MILBERG WEISS IS INDICTED, SETS UP A WEBSITE . . . From the New York Times: "U.S. Indictment for Big Law Firm in Class Actions," by Julie Creswell--
The nation's leading class-action securities law firm, Milberg Weiss Bershad & Schulman, and two of its partners were charged yesterday with making more than $11 million in secret payments to three individuals who served as plaintiffs in more than 150 lawsuits.
The indictment is the first instance of a law firm with national reach facing criminal charges and it could prove to be a fatal blow for the firm. The lawsuits cited in the indictment spanned two decades, occurring as recently as 2005, and generated more than $200 million in legal fees for the firm.
The indictment is available here (pdf), courtesy of the White Collar Crime Prof Blog. Meanwhile, Milberg Weiss has set up a special website to promote its side of the story, much as Merck did in the Vioxx litigation a few days ago. Anyone who takes the time to read the indictment won't be satisfied with Milberg's website, at least based on what's there now. There's way too much about Milberg's self-proclaimed greatness as an institution and way too little about the specifics of the indictment. For someone like me, who has viewed the leaked allegations about the Milberg investigation with skepticism, some of the details in the indictment seem very troubling. The website contains no corresponding level of detail. Instead, it's mostly just puffery about the firm or vague explanations about its past conduct that don't answer many of the questions raised by the indictment.
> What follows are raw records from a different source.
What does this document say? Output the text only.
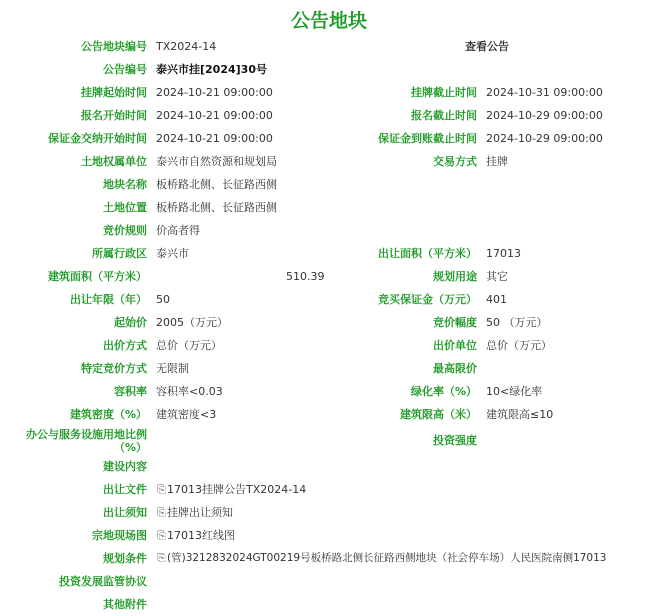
公告地块
公告地块编号 TX2024-14	查看公告
公告编号 泰兴市挂[2024]30号
挂牌起始时间 2024-10-21 09:00:00	挂牌截止时间 2024-10-31 09:00:00
报名开始时间 2024-10-21 09:00:00	报名截止时间 2024-10-29 09:00:00
保证金交纳开始时间 2024-10-21 09:00:00	保证金到账截止时间 2024-10-29 09:00:00
土地权属单位 泰兴市自然资源和规划局	交易方式 挂牌
地块名称 板桥路北侧、长征路西侧
土地位置 板桥路北侧、长征路西侧
竞价规则 价高者得
所属行政区 泰兴市	出让面积（平方米） 17013
建筑面积（平方米）	510.39	规划用途 其它
出让年限（年） 50	竞买保证金（万元） 401
起始价 2005（万元）	竞价幅度 50 （万元）
出价方式 总价（万元）	出价单位 总价（万元）
特定竞价方式 无限制	最高限价
容积率 容积率<0.03	绿化率（%） 10<绿化率
建筑密度（%） 建筑密度<3	建筑限高（米） 建筑限高≤10
办公与服务设施用地比例
（%）
投资强度
建设内容
出让文件 ⎘17013挂牌公告TX2024-14
出让须知 ⎘挂牌出让须知
宗地现场图 ⎘17013红线图
规划条件 ⎘(管)3212832024GT00219号板桥路北侧长征路西侧地块（社会停车场）人民医院南侧17013
投资发展监管协议
其他附件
On the other hand, I don't expect Milberg will be using its website to preview many details about its defenses. Its website will remain mostly a puff piece--a cousin to the biglaw glossy brochure--that will allow Milberg to publicly express its displeasure about the most controversial aspect of the indictment, that is, that fact that the entire firm was indicted.
The New York Times article contained this quote about the decision to indict the entire firm:
"There's never been a firm of their prominence that has been indicted," said Ralph C. Ferrara, a former general counsel with the Securities and Exchange Commission who is now a lawyer with the law firm of LeBoeuf, Lamb, Greene & MacRae. "This is a regrettable and remarkable thing."
Here's Milberg's take, as expressed on its website: "The firm is particularly incensed that the prosecutors decided to indict the firm itself. The firm has 125 attorneys and another 240 employees who, even according to the government, did not participate in or know anything about the matters at issue. But they will inevitably suffer serious personal and professional harm as a result of the government's actions."
Personally, as someone who has worked with Milberg on the same side of many cases, I think the firm's indictment was a terrible decision. And though I don't think much of Milberg's new website, I still don't think--as I've long maintained--that the "kickback" scheme makes any sense. It presupposes that a number of other lawyers and law firms, listed in paragraph 31 of the indictment, were also involved in the scheme. It also depends on recharacterizing what would normally be called "referral fees," which are generally appropriate between lawyers, as the "kickbacks" that the newspapers have been seizing upon as evidence of shady conduct. The government contends that the referral fees were actually kickbacks because they were passed on to named plaintiffs. But the indictment never really says this specifically. If I'm reading it right, it merely alleges the payments were made "for the benefit" of certain named plaintiffs but never alleges directly that the named plaintiffs received the money. That's confusing to me, because if it happened, that ought to be something that's easy to allege and prove.
More later, I suppose. Related posts are collected at the bottom of my last post about Milberg, "The Dueling Spokesmen of Milberg Weiss."
UPDATE There's more about the indictment from Brainwidth (including a good summary of the backstory), Ideoblog, and Jonathan B. Wilson (who is critical that the decision to indict the firm came after the firm refused to waive the attorney-client privilege).

It also depends on recharacterizing what would normally be called "referral fees," which are generally appropriate between lawyers, as the "kickbacks" that the newspapers have been seizing upon as evidence of shady conduct.
You're right to be skeptical: this is the same sort of allegation of an oral side deal that is critical in many Enron prosecutions involving smaller transactions; there have been billion-dollar class-action settlements on similar flimsy allegations because the defendants would rather pay a protection sum to extortionate attorneys than have a 95% chance of a jury getting it right, with the penalty for error being bankruptcy. However, the evidence is much stronger here: a number of people have pleaded guilty precisely to the fact of using referral fees to law firms to be later funneled as kickbacks to plaintiffs.
If I'm reading it right, it merely alleges the payments were made "for the benefit" of certain named plaintiffs but never alleges directly that the named plaintiffs received the money.
The former allegation is broader than the latter, but just as illegal. It's not surprising that A would, rather than make a traceable and obviously illegal transfer to B, instead make a more easily disguised transfer to C for B's benefit, especially if B owes C money.
At least you're not claiming, like Milberg is, that there would be nothing wrong with the kickback even if it was made.